What you may or may not know is that a technology called HSTS (HTTP Strict Transport Security) has been designed, mainly after Paypal's input, in order to help websites make HTTPS setup more reliable and safe against hijacking attacks. HSTS has been implemented by NoScript and by the Chrome web browser more than one year ago, and it's currently shipping also in Firefox 4 betas and development builds.
HSTS is a passive security enhancer, though, because it needs websites to opt-in by sending a Strict-Transport-Security HTTP header, which asks the browser to automatically "upgrade" every subsequent request for the same site to secure connections (HTTPS), no matter if it had been initiated as plain HTTP.
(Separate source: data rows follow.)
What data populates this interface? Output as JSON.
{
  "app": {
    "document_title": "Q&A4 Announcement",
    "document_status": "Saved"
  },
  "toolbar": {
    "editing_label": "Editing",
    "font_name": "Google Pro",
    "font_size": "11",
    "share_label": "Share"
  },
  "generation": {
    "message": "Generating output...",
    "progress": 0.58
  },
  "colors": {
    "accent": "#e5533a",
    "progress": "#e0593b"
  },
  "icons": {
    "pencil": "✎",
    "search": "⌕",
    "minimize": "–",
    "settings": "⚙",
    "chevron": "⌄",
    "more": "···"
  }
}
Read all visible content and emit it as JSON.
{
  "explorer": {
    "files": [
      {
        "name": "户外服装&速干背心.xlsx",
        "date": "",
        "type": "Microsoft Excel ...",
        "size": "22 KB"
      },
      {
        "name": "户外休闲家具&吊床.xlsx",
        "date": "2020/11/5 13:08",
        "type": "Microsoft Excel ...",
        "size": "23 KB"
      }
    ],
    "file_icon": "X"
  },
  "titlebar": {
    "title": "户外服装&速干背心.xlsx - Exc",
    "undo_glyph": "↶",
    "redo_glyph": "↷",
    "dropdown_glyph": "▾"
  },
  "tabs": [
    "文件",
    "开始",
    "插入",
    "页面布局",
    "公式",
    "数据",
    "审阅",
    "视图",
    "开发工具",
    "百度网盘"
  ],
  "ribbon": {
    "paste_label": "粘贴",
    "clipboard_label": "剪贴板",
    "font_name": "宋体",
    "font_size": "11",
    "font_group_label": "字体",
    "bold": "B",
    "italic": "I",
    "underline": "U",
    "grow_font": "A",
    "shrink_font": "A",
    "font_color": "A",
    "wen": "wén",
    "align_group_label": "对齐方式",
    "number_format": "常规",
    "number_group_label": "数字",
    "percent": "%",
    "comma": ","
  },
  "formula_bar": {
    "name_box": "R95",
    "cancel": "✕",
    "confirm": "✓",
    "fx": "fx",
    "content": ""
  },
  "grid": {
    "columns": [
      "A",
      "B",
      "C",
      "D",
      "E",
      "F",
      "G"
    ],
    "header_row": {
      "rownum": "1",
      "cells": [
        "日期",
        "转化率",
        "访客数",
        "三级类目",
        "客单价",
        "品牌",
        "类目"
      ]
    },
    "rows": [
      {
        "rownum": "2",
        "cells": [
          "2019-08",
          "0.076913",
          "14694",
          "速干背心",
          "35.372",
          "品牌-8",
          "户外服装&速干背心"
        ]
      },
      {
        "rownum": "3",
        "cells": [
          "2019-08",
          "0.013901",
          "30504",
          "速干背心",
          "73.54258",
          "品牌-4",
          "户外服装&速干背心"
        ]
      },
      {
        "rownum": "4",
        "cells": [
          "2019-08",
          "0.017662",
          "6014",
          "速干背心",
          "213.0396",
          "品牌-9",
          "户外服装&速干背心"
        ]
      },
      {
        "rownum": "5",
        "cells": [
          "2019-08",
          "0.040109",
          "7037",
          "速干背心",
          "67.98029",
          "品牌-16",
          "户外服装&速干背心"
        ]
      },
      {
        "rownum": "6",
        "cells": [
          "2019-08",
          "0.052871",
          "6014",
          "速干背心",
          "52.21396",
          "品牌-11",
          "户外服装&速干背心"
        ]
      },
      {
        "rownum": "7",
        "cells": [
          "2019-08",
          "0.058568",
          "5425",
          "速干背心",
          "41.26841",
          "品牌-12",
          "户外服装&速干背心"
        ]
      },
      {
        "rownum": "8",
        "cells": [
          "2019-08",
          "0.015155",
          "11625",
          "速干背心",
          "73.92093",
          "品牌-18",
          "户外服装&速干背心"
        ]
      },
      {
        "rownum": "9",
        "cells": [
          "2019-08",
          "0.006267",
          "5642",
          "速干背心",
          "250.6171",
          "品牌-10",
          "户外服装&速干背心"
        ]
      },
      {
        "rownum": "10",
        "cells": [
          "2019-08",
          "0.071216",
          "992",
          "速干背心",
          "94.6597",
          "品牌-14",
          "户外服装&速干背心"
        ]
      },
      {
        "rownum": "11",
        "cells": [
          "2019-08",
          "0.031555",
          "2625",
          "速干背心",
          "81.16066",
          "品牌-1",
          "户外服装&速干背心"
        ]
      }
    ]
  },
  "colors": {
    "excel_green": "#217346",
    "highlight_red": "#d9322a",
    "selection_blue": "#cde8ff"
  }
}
Since HSTS is really simple and easy to understand, it would be wonderful if every web site supporting HTTPS deployed HSTS too. Regrettably we're not there yet: www.paypal.com (quite obviously) and secure.informaction.com are among the very few which already do, but for instance addons.mozilla.org currently doesn't, nor does Google itself.
Fortunately NoScript, for more than two years now, has also allowed us to manually select the web sites which we want to browse via HTTPS only, by adding them in the NoScript Options|Advanced|HTTPS panel. Of course not all the web sites like to have HTTPS pushed down their throats, so you should pick only those already supporting HTTPS, and still may expect a tiny few of them to misbehave. However your online banking, your webmail and the aforementioned addons.mozilla.org are probably great candidates to be added in NoScript's "force HTTPS" list right now.